Curious about the ways humans use their minds and hearts to distract themselves from the meaninglessness of life.

4 thoughts on “Finding meaning everywhere”

  1. Interesting, but the big question is where do we go from here? That we sometimes hear meaning in meaningless noise does not mean that we always do. Maybe I am reading too much between the lines here, but it seems a hidden presupposition here (one that I agree with) is that sometimes we do recognize real order, and that is what makes our superimposed patterns noteworthy. In other words, their are real patterns and an underlying causal order – this is why apparent patternity is so seductive.

    Cases of apparent teleology are not, then, a disturbance in the natural order of things. Spontaneity (apparent teleology in nature) and chance (apparent teleology in human affairs) both presume an underlying causal order. Those merely apparent patterns do not arise out of nowhere. The bird crap falls to the ground because it ‘seeks its natural place’ (to use Aristotle’s lingo), as it were. If the bird crap hits my newly washed car, then it would be wrong to say that it pooped ‘in order to hit my car’.
    If you run into someone who owes you money at the grocery store, you might think that they went to the grocery store in order to pay you back. But it might just be chance.

    Point is this – that we sometimes find only apparent meaning does not mean that all meaning is only apparent. Rather, it is simply a call to be better thinkers. We should ask careful questions – where did it come from (efficient cause), what is it (formal cause), what is it doing (final cause)?
    In the case of the Led Zeppelin song, whether or not the satanic message is chance or not depends – in this case entirely – on the intent of Led Zeppelin. If they intended the message, then it was meaningful. If they did not intend it, then it was chance (apparent teleology, only a ‘superimposed pattern’.

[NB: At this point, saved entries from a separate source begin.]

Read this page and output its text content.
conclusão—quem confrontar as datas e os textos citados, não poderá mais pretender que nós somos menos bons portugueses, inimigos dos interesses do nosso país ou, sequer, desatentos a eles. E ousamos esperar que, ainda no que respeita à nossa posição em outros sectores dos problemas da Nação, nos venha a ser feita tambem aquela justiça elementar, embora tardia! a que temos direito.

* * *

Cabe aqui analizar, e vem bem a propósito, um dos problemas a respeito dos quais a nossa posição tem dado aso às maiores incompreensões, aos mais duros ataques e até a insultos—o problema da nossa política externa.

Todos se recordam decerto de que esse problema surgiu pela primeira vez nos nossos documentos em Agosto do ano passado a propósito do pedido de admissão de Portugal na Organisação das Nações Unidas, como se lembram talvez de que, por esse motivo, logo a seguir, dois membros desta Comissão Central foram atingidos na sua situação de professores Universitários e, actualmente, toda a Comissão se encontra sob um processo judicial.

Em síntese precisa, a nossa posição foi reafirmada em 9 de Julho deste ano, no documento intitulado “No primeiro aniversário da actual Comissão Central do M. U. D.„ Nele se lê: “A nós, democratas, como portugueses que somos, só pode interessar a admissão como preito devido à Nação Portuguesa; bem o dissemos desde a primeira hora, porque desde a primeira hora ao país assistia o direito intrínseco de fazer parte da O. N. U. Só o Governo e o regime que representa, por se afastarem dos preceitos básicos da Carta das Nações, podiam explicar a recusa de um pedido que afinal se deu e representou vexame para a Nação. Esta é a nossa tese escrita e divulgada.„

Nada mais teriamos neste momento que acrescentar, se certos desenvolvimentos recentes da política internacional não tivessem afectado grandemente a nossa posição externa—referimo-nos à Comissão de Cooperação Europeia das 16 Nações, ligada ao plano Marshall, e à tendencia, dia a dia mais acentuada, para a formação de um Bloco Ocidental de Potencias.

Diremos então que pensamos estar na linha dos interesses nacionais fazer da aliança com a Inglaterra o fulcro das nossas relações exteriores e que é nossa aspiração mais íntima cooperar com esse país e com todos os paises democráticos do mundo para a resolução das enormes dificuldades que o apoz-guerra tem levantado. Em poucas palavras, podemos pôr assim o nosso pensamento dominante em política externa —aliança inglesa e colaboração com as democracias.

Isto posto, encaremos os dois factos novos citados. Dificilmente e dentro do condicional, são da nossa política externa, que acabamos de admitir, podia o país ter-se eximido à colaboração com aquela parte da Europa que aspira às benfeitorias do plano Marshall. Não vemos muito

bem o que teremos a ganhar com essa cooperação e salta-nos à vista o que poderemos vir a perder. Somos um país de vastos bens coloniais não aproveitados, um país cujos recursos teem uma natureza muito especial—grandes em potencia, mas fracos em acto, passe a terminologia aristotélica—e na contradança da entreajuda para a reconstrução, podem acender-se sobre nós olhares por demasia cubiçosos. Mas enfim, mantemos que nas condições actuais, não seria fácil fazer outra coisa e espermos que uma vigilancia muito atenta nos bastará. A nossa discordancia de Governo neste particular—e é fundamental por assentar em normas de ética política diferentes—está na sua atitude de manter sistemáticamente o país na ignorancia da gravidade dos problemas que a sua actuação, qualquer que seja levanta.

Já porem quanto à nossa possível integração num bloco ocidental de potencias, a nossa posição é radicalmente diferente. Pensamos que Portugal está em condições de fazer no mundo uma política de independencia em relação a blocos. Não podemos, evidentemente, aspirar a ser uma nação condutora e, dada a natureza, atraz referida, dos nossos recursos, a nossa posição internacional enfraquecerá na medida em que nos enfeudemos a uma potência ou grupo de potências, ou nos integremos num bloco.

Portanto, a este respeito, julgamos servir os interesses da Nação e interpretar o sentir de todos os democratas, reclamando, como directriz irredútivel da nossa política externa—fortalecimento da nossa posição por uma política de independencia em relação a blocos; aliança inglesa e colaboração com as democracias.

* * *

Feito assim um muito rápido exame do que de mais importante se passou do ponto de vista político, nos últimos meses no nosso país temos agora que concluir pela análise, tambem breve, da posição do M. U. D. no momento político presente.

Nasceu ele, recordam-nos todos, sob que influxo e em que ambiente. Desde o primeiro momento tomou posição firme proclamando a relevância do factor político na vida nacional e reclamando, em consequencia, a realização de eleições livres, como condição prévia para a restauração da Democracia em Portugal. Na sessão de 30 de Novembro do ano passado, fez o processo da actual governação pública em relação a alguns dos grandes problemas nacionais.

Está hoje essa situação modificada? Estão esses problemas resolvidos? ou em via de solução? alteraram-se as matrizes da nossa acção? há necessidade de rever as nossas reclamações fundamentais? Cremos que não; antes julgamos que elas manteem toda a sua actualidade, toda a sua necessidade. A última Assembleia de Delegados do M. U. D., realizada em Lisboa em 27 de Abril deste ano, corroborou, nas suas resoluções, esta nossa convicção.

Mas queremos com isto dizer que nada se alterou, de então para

  2. I didn’t mean to suggest that we never pick out meaningful patterns. Sometimes we get the pattern just right. And sometimes we think we discern a pattern, and there is a pattern there to be seen, but what we think we see and what’s there are two very different things. Teleology, for example. We think we see natural objects striving toward certain ends, and there truly is a regularity in behavior, but the regularity is not striving toward a particular end — it is instead a pattern of behavior that has been selected for by natural selection.


  3. Well, this is the debate – is teleology a real pattern or not? That we can pick out meaningful patterns is a step in the right direction (and a move away from total skepticism). But I would think that most of those patterns we recognize travel with telic significations. Your giving the natural selection account puts us right back to our old argument – can you provide a merely material account of intentionality?
    But I have too much grading right now to revisit that whole issue!